HALT! You Might Need a Snack
Have you ever done a HALT check?
HALT stands for Hungry, Angry, Lonely, Tired.
If you’re in recovery, you may already be familiar with this incredibly helpful acronym because it’s a tool to help prevent relapse.
But every single one of us could use HALT. It’s a simple way to help us stay aware of our needs, so that we can care for ourselves more effectively and create better outcomes during stressful or upsetting moments.
Here’s how it works:
When you’re feeling your stress levels rise or a funk coming on, HALT is a reminder to stop and assess your true needs, before you do something that you’ll regret.
If you’re in recovery, the thing you might regret doing is using again. If you’re not, than the thing you might regret doing is yelling at your dog, saying something unkind to a loved one (including yourself), eating a whole box of cookies, being impatient or judgmental with a client at work, writing an inappropriate email, or firing off a hurtful social media rant.

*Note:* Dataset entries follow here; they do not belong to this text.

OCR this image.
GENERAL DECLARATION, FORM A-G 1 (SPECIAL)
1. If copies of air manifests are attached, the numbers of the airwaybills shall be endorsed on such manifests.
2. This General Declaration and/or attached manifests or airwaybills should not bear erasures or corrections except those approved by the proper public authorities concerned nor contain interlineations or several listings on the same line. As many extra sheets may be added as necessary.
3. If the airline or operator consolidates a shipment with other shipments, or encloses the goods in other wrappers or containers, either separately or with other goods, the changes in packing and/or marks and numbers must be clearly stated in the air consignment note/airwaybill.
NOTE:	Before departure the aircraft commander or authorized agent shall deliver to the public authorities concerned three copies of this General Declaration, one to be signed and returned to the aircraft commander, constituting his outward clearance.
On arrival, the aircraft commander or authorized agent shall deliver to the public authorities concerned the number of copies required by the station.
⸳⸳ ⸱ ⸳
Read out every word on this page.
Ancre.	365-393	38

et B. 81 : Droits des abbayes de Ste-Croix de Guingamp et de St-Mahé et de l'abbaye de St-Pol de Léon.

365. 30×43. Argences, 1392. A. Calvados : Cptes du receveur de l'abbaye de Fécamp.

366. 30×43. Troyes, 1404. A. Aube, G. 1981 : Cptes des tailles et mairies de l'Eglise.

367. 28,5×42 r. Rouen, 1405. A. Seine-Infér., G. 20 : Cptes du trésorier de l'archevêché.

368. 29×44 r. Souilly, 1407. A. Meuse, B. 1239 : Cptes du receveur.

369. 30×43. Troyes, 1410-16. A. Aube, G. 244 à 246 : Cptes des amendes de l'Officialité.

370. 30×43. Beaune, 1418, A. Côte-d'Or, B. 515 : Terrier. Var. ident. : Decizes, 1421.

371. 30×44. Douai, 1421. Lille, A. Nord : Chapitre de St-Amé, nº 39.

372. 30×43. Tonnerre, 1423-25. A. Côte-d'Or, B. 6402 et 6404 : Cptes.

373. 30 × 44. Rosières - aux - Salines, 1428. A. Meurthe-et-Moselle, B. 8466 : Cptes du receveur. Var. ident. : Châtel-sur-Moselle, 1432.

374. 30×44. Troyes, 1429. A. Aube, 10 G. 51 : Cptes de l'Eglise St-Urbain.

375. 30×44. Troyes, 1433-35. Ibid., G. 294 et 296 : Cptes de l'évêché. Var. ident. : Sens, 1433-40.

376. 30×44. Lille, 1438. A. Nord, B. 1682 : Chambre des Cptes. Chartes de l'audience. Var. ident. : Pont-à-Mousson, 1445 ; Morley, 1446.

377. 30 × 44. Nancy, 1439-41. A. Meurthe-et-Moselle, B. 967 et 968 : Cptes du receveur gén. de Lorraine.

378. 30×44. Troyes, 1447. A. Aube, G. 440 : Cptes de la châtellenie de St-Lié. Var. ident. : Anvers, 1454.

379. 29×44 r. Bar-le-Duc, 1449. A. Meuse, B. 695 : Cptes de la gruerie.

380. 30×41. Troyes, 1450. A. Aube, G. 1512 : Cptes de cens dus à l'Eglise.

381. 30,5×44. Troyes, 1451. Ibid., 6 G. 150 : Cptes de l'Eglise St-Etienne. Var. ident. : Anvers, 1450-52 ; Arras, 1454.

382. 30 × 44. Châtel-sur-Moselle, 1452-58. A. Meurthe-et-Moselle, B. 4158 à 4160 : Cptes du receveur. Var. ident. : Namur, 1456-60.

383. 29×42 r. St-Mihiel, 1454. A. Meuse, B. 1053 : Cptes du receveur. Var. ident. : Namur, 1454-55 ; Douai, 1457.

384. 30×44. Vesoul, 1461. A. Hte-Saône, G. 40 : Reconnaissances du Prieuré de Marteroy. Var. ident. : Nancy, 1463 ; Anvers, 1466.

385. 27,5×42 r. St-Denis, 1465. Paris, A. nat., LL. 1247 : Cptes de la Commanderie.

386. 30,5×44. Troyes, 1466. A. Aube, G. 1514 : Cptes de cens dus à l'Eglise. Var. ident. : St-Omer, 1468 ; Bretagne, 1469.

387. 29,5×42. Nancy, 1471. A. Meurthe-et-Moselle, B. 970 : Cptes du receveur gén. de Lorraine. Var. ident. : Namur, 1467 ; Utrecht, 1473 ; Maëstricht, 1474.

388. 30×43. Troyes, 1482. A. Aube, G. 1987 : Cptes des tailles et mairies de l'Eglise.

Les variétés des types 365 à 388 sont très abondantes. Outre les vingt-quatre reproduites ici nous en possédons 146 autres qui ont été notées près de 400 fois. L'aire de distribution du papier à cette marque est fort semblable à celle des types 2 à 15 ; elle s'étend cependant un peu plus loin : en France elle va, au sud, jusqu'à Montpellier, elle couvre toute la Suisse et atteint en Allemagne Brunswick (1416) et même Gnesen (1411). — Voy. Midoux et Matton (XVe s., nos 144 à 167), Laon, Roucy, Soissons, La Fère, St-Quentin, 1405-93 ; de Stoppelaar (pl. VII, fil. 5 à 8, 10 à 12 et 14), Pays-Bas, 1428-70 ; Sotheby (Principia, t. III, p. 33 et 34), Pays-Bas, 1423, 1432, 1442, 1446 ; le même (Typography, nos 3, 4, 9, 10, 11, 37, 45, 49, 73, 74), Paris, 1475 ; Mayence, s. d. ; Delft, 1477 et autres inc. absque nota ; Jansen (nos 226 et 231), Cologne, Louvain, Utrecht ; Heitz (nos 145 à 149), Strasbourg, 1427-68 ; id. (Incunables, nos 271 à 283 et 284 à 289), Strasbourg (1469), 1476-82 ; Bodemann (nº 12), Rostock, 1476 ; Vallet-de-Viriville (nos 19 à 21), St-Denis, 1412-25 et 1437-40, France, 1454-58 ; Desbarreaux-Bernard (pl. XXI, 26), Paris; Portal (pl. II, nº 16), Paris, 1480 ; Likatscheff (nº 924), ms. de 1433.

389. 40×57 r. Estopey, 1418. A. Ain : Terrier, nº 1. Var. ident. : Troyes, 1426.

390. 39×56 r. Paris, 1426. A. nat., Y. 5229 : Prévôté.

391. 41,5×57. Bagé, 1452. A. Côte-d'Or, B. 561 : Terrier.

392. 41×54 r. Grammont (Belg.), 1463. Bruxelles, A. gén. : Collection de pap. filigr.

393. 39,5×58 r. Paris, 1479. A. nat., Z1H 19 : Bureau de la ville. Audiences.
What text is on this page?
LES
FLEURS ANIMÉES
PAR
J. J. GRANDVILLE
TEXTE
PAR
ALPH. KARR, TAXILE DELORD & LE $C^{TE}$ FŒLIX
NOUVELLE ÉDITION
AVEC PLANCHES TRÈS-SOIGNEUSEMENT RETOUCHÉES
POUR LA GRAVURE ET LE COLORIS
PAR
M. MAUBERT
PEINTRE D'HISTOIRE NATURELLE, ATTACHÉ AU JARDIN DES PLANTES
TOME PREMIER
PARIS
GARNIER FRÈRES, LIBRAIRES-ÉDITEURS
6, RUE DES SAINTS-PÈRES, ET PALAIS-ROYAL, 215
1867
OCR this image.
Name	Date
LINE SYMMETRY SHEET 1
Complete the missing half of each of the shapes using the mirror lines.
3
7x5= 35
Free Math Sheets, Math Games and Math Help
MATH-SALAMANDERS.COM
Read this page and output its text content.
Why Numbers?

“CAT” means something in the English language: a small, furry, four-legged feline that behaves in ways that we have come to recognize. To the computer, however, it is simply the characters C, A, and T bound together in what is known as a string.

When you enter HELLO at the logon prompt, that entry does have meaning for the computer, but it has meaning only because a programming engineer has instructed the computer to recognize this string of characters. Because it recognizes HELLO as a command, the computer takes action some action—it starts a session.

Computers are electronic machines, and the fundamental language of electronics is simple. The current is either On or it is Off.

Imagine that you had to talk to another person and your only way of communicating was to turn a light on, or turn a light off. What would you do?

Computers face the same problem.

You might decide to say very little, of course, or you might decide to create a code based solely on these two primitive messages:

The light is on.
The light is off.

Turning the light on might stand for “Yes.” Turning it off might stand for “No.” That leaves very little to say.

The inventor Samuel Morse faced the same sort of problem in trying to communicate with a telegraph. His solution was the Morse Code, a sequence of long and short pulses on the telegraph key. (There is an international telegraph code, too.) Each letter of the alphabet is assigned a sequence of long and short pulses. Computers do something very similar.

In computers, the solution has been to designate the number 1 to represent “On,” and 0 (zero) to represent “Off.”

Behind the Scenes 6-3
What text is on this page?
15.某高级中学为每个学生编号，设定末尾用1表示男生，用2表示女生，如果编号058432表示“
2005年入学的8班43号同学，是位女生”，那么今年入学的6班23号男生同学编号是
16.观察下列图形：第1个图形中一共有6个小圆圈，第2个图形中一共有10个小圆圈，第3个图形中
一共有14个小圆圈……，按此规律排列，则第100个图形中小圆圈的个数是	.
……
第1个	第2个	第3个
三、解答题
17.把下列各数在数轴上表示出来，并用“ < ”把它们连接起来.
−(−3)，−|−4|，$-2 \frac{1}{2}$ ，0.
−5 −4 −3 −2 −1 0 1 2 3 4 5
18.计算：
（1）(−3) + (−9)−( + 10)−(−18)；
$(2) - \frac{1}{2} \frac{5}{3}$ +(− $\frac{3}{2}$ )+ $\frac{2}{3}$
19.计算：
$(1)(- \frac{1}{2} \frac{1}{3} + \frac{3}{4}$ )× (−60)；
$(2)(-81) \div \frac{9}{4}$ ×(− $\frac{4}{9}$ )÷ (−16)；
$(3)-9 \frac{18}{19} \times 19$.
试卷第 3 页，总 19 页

Before you behave in a way that feels out of control or breaches your integrity, ask yourself if you’re:
Hungry: When was the last time you ate? Was it something healthy? Is your blood sugar low? Are you dehydrated? Hungers come in all forms: Are you hungry to have your emotional needs met?
Angry: Are you feeling resentful or angry right now? Towards another person, a circumstance at work or in the world, at yourself?
Lonely: When was the last time you talked with a friend? A counselor? A supportive coworker? Are you feeling isolated? Disconnected?
Tired: Did you get enough sleep last night? Do you need a quick nap instead of a caffeine blast? Do you need a day off?
All of these things may be influencing your thoughts, feelings, and actions.
Rather than just pushing through or ignoring your needs, identify if any of these are true for you at the moment, then take action to address them. Have a snack, talk with a friend, go for a brisk walk, take a nap.
If you can’t do anything to address your needs in that moment, acknowledge that your real needs are not being met right now.
Offer yourself some kindness and compassion. Remain aware that being hungry, angry, lonely, or tired increases the likelihood that you will act in a way that you may regret later, so tread lightly.
Or it may be the reason why you just did something you already wish you hadn’t done. Don’t beat yourself up (that never changes anything). Pause to breathe deeply. Consider how you can stay aware of your needs and better care for yourself in the future, so that you don’t allow yourself to get too hungry, angry, lonely, or tired.
The next time you snap at a customer, get frustrated with your dogs, feel hopeless about something, or just feel “off”, take a moment to HALT and ask a truly self-compassionate question:
What do I really need in this moment and how can I give it to myself?